In doing some research for this post, I've discovered that the writers went a bit fast and loose with some of the facts and the history, but that's what happens when real life becomes reel life. Some of the characters in the film were depicted in a way that they were not in reality. That happens far too often in a lot of movies that are based on real-life events, which is unfortunate.
The other disappointing part of the movie was many of the racing scenes. They just didn't look realistic enough on par with three of my favorite racing movies: Grand Prix, Rush and LeMans. You could tell too much of it was green screened, and if you looked closely at the 24 Hours of Daytona scene you can tell that it was done at Auto Club Speedway in Fontana. I wish they had done a better job with the racing scenes, because that would have brought the movie to the next level.
Still, the reason I liked the film is because it was about my favorite part of racing: the people. I attended 12 IndyCar races this past season and while the action on-track was amazing, of course, what I found more and more fascinating with each passing week was the people within the sport.
As we all know, it takes a village of people to put a car on track, and while the driver is the QB1 of any team, they are nothing without the people that support them. So many times I'd walk up and down pit road and just watch people as they went about their jobs.
During a typical 3-day race weekend, the cars on only on track for a few hours, the rest of the time is spent, as Steve McQueen once said...waiting. But it was so fascinating for me to watch as a collective group of people put everything they had into what they did for one person. You win as a team and lose as one, I get that, but the passion people brought to their jobs, and the friendships and bonds that were formed as a result, are a story just as compelling as the story that unfolds on the track.
I love the racing, but I love the process too.
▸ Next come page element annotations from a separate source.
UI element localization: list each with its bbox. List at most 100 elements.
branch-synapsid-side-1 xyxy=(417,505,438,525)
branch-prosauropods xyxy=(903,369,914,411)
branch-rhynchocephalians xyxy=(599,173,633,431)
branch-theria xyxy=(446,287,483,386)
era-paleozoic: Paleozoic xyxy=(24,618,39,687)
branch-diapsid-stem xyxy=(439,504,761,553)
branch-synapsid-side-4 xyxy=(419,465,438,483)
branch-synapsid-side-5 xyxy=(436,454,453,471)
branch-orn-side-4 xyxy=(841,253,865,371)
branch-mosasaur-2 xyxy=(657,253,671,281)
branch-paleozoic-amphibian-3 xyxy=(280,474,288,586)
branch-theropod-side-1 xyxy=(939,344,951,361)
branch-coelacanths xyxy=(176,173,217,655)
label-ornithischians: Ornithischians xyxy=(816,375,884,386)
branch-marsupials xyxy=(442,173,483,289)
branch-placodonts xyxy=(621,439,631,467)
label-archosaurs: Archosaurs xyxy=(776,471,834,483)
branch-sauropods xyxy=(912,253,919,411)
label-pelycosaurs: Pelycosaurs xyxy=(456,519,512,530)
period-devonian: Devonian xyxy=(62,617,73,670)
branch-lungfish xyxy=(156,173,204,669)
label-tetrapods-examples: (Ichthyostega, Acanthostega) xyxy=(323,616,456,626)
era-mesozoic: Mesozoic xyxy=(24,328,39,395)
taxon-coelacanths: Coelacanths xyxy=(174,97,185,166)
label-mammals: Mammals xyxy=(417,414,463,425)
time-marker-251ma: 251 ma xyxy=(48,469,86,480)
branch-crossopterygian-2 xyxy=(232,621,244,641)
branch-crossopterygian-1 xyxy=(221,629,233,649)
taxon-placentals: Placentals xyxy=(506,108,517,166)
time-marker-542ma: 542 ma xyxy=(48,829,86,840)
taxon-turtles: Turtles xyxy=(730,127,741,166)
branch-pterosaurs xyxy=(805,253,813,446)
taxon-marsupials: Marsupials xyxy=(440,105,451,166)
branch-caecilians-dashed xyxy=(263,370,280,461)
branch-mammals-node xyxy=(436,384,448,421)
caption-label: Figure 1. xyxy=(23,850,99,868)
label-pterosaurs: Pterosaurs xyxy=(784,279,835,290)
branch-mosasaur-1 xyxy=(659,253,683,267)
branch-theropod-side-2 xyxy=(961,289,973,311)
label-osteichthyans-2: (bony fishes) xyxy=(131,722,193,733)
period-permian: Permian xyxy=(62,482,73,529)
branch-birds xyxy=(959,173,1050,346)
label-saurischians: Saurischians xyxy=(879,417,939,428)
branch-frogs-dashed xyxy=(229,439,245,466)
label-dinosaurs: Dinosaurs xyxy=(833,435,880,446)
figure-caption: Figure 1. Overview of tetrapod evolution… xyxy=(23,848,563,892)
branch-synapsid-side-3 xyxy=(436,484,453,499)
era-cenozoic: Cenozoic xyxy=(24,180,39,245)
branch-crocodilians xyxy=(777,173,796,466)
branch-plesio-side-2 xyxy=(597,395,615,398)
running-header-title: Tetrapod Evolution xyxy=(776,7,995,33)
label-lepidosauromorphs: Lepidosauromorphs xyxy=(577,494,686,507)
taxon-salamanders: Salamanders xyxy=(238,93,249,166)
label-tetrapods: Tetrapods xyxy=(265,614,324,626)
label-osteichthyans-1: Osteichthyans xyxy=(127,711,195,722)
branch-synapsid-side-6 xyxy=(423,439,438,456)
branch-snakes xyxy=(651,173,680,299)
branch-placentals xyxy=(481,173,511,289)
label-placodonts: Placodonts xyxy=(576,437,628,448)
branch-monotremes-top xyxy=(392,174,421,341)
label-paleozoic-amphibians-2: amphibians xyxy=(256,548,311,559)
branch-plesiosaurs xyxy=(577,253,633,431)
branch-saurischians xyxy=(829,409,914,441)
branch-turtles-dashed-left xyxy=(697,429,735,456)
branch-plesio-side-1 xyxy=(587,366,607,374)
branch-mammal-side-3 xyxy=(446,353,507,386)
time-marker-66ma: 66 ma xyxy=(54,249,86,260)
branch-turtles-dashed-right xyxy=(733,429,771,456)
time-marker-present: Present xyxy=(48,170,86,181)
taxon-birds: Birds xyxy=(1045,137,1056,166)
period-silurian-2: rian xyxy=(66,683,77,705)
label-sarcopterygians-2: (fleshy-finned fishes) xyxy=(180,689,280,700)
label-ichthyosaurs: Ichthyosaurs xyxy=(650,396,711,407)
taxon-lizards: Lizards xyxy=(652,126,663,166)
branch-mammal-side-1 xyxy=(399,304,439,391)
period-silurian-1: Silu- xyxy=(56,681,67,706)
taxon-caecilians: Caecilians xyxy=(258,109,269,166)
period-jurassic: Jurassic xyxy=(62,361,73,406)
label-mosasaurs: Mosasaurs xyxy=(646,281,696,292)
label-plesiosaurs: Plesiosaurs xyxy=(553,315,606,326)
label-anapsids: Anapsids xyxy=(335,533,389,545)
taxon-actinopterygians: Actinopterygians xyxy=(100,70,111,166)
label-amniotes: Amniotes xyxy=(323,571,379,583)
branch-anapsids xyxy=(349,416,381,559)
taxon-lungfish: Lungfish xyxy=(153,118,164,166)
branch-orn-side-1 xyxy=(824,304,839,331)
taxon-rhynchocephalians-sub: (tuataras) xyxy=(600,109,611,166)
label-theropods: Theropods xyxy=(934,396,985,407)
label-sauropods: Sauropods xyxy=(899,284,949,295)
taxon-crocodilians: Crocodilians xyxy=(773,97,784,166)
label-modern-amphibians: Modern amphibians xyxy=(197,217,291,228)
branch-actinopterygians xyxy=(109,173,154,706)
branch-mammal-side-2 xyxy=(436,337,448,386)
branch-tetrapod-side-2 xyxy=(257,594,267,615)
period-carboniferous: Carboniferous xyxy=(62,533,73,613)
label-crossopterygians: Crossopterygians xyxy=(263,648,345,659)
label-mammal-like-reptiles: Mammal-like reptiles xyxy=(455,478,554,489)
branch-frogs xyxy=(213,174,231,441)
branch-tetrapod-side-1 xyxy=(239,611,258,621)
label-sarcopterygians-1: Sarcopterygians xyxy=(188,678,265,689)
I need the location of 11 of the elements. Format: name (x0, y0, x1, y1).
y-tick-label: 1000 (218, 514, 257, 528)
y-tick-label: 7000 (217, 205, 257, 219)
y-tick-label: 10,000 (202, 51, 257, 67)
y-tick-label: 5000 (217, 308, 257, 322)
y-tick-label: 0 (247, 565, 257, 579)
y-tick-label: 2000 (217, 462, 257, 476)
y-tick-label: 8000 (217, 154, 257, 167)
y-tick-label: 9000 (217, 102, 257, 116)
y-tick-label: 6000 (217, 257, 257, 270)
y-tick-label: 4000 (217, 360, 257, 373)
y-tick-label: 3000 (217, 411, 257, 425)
I love being at testing or practice, and I love the downtime in between. That's when the real story gets told.
If you are part of a team, you care about each other and you count on each other, and a true team is when success and failure belongs to everyone.
Plenty of people who have been in this sport a long time have told me at the end of the day the thing they remember most looking back at their time spent in racing was the camaraderie and being part of something.
I enjoyed the relationship between Carroll Shelby (Matt Damon) and driver Ken Miles (Christian Bale, who, by the way, will be up for another Oscar for this one). I enjoyed many of the scenes of the guys just being at the shop, working and testing, working and testing, to make their car go faster. That's the part of racing that I can truly relate to because I've been a part of that.
If you go into this movie as a hard-core race fan, you may leave disappointed. It's a movie made for general consumption that has less of the "gearhead" factor of 24 Hour War.
Which is OK for me, because it tells a great story. If you haven't seen it yet, definitely carve some time out of your Thanksgiving weekend to do so, and if you have, go see it again, which I probably will do too.
Is it the greatest racing movie ever made? Sadly, no, but it's still a really fun time.